Contemporary electronics were seen and heard in two deeply explorative sets from The Head Technician himself, Martin Jenkins, and the return of Sean Canty and Miles Whittaker's refashioning of dance music into a cerebral body-impacting experience of noise and rhythm. Jenkins appearing in the unlikeliest of settings within Upstream Festival under his Pye Corner Audio moniker, working a set from his masterful "Stasis" album for Julian House's Ghost Box label. And on the following night, a enveloping evening of music from The House in the Woods, transported a private living room concert setting into a one-off extra-spacial dimension.

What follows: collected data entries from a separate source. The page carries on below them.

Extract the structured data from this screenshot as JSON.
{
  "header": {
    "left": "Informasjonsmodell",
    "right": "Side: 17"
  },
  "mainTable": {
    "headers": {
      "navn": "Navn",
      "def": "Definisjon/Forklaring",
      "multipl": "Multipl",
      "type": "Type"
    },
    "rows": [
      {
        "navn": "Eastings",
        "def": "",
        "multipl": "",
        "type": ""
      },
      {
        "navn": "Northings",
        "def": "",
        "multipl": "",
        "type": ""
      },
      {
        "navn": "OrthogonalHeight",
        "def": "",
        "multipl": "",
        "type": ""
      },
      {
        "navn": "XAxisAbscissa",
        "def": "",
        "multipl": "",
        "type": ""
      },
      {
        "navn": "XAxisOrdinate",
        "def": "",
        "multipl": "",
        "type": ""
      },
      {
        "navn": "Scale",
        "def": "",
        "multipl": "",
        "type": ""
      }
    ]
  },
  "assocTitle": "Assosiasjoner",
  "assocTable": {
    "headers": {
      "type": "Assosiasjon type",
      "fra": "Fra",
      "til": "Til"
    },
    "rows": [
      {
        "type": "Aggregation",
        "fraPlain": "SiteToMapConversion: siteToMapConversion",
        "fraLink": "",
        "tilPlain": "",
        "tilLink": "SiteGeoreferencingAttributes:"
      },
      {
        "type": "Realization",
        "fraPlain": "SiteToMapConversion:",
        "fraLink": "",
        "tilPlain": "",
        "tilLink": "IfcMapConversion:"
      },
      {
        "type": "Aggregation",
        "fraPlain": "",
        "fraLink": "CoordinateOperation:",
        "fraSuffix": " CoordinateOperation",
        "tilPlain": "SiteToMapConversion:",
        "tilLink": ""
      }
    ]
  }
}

Canty and Whittaker's work as Demdike Stare has expressed influences equally from mid-Century Modernism, concrete and late 1970s and 80s industrial, alongside two decades of British underground techno, bass and garage music. A sound The Quietus called, "An Unholy Matrimony: In Interview with Demdike Stare", probably best epitomized by their collected "Elemental" series of 2012. The Wire's cover feature on the duo dug deep into their circumnavigation of the pigeonholing that Canty and Whittaker began to find themselves in following the collection's release. The dance music signifiers more boldly displayed in the distended takes on UK bass music and jungle, as heard on the "Test Pressing" series successfully led to the recalibrating of their listenership for the next move in, "How Demdike Stare Traded Darkness for Dancefloor Naivety on Wonderland". Both the duo's night at Kremwerk this past summer, and "Wonderland" are of two minds; a frisson-charged electronic dance music album with peripheral vantages into an inner, brooding persona. The resulting hours of darkly propulsive, rhythmic dancefloor moves, listened as a precision-honed assembly of fractured and angular concrete sounds bent and refashioned to workmanlike utility.